ObamaCare Clusterfuck: It all depends on the meaning of "official office"
A sadly hilarious tale of ObamaCare's incredibly sloppy drafting. Apparently the "What about the staffers?!" permathread is never ending;* WaPo:
The law requires members of Congress and at least some staffers to leave the Federal Employees Health Benefit Program and join the health-care exchanges. ...
The other contentious issue is that some congressional staff members are able to stay in the federal health plan. Boehner (R-Ohio), House Speaker Nancy Pelosi (D-Calif.) and Republican Leader Mitch McConnell (R-Ky.) have all designated all of their staffs to join the exchanges. So did many other leaders in the Senate and the House. But Reid kept his leadership staff on the federal plan, explaining that he was following the law. Does that mean the others are not following the law? ...
Our story starts with an amendment from Charles Grassley and what happened to it:
During the 2009 debate over the law, Sen. Charles Grassley (R-Iowa) offered an amendment in the Senate Finance Committee that put members of Congress and staff on the exchanges. Grassley has long sought to have laws passed by Congress apply to Congress, and his amendment was adopted.
In fact, I think Grassley is admirable in this. In Canada, procedures offered by their single payer system -- they call it Medicare! -- cannot be offered privately. That means all Canadians, from the highest (citizens) to the lowest (politicians) have to get care through the single payer system, so all have an incentive to keep their health care system working.

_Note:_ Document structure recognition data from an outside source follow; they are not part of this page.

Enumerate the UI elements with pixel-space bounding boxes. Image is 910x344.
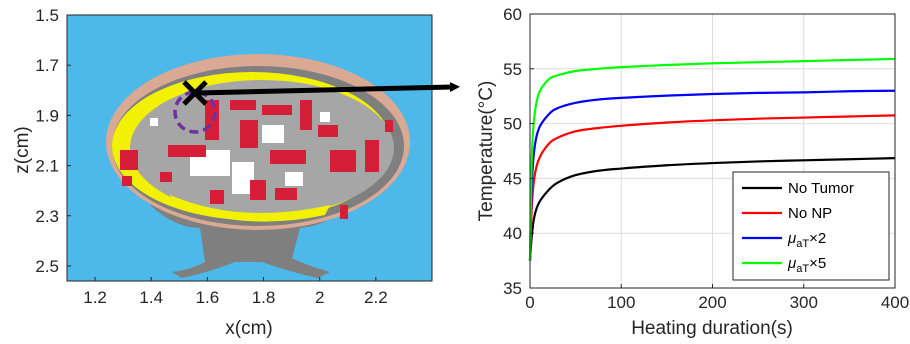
tissue-image — [106, 54, 410, 278]
series-line-3 — [528, 57, 896, 261]
plot-x-ticks: 0 100 200 300 400 — [525, 284, 909, 312]
series-line-1 — [528, 114, 896, 261]
fat-band-bottom — [170, 195, 330, 222]
map-y-tick-label: 2.3 — [35, 207, 59, 226]
map-y-ticks: 1.5 1.7 1.9 2.1 2.3 2.5 — [35, 6, 71, 276]
plot-y-label: Temperature(°C) — [476, 81, 497, 222]
map-x-tick-label: 1.2 — [83, 288, 107, 307]
plot-x-tick-label: 100 — [607, 293, 635, 312]
legend-label-0: No Tumor — [788, 180, 854, 197]
plot-legend: No Tumor No NP μaT×2 μaT×5 — [732, 171, 890, 281]
map-x-tick-label: 2 — [315, 288, 324, 307]
map-y-tick-label: 2.5 — [35, 257, 59, 276]
plot-y-tick-label: 50 — [503, 115, 522, 134]
plot-y-tick-label: 55 — [503, 60, 522, 79]
plot-y-ticks: 35 40 45 50 55 60 — [503, 5, 534, 298]
marker-x-icon — [182, 80, 208, 106]
map-x-ticks: 1.2 1.4 1.6 1.8 2 2.2 — [83, 277, 388, 307]
series-line-0 — [528, 157, 896, 261]
map-y-tick-label: 1.7 — [35, 56, 59, 75]
map-axes-frame — [66, 14, 433, 282]
plot-x-tick-label: 200 — [698, 293, 726, 312]
plot-y-tick-label: 60 — [503, 5, 522, 24]
air-patches — [150, 112, 330, 194]
map-y-tick-label: 1.9 — [35, 106, 59, 125]
map-y-tick-label: 2.1 — [35, 157, 59, 176]
map-x-tick-label: 1.4 — [139, 288, 163, 307]
legend-label-3: μaT×5 — [787, 255, 826, 275]
tissue-map-panel: 1.2 1.4 1.6 1.8 2 2.2 1.5 1.7 1.9 2.1 2.3 2.5 x(cm… — [12, 6, 433, 339]
map-x-label: x(cm) — [225, 318, 272, 339]
map-y-tick-label: 1.5 — [35, 6, 59, 25]
map-x-tick-label: 1.8 — [252, 288, 276, 307]
plot-series — [528, 57, 896, 261]
plot-x-tick-label: 400 — [881, 293, 909, 312]
plot-y-tick-label: 45 — [503, 169, 522, 188]
tumor-ring — [173, 90, 217, 134]
temperature-plot-panel: 0 100 200 300 400 35 40 45 50 55 60 Heating durat… — [476, 5, 909, 339]
link-arrow — [197, 82, 460, 96]
vessel-patches — [120, 100, 393, 219]
legend-label-1: No NP — [788, 205, 832, 222]
plot-x-tick-label: 0 — [525, 293, 534, 312]
map-x-tick-label: 2.2 — [364, 288, 388, 307]
series-line-2 — [528, 89, 896, 261]
legend-label-2: μaT×2 — [787, 230, 826, 250]
plot-x-label: Heating duration(s) — [631, 318, 793, 339]
map-x-tick-label: 1.6 — [196, 288, 220, 307]
plot-y-tick-label: 35 — [503, 279, 522, 298]
plot-y-tick-label: 40 — [503, 224, 522, 243]
map-y-label: z(cm) — [12, 126, 33, 173]
plot-x-tick-label: 300 — [790, 293, 818, 312]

In the Finance Committee, amendments are not written in precise legislative language, but here’s how it described staff who would be covered: “A Congressional employee would be one whose pay is disbursed by the Secretary of the Senate or the Clerk of the House of Representatives.” Similar language appeared in the final version of the Senate Finance bill.
Separately, during a drafting of a version of the law in the Health, Education, Labor and Pensions (HELP) Committee, Sen. Tom Coburn (R-Okla.) had offered a somewhat similar amendment, which was also adopted. That bill had this language: “The term ‘congressional staff’ means all full-time and part-time employees employed by the official office of a Member of Congress, whether in Washington, DC or outside of Washington, DC.”
When it became time to merge the two bills, Democratic leadership staff chose Coburn’s language for an omnibus version known as “the Reid Amendment.”
And now here comes the excellent part:
The trouble is, once the bill became law, no one knew what “official office” meant. As the Congressional Research Service noted in a report requested by Grassley in late 2009, analysts had not been able to find any previous use of the phrase “official office of a member of Congress” in any previous law or statute.
Long story short, and always assuming good faith, Reid interprets "official office" one way, and Pelosi and McConnell another, so their respective staffs have different mixes of who's forced onto the Exchanges and who isn't.
But I'm fascinated by the term "official office." It implies that a representative can have an unofficial office. So who's in the unofficial office that, presumably, will never get any kind of health benefit? Mistresses? Hookers? Dealers? Brothers-in-law? Lobbyists? Flexians?
It's like I need a Department Of What Can This Possibly Mean? I"ve been feeling that a lot lately, along with gradually coming to the conclusion that most members of the political class are clinically insane.
NOTE * As I've said, I've got no beef with the staffer, and if we cut their take-home pay, we're just going to encourage more Muffies and Bobos and trustfund babies and fresh-faced kids from K Street. If you want government to work, you've got to pay decent salaries and give decent benefits, like anywhere else outside the hellish netherworld of Amazon, fast "food," and other service industries.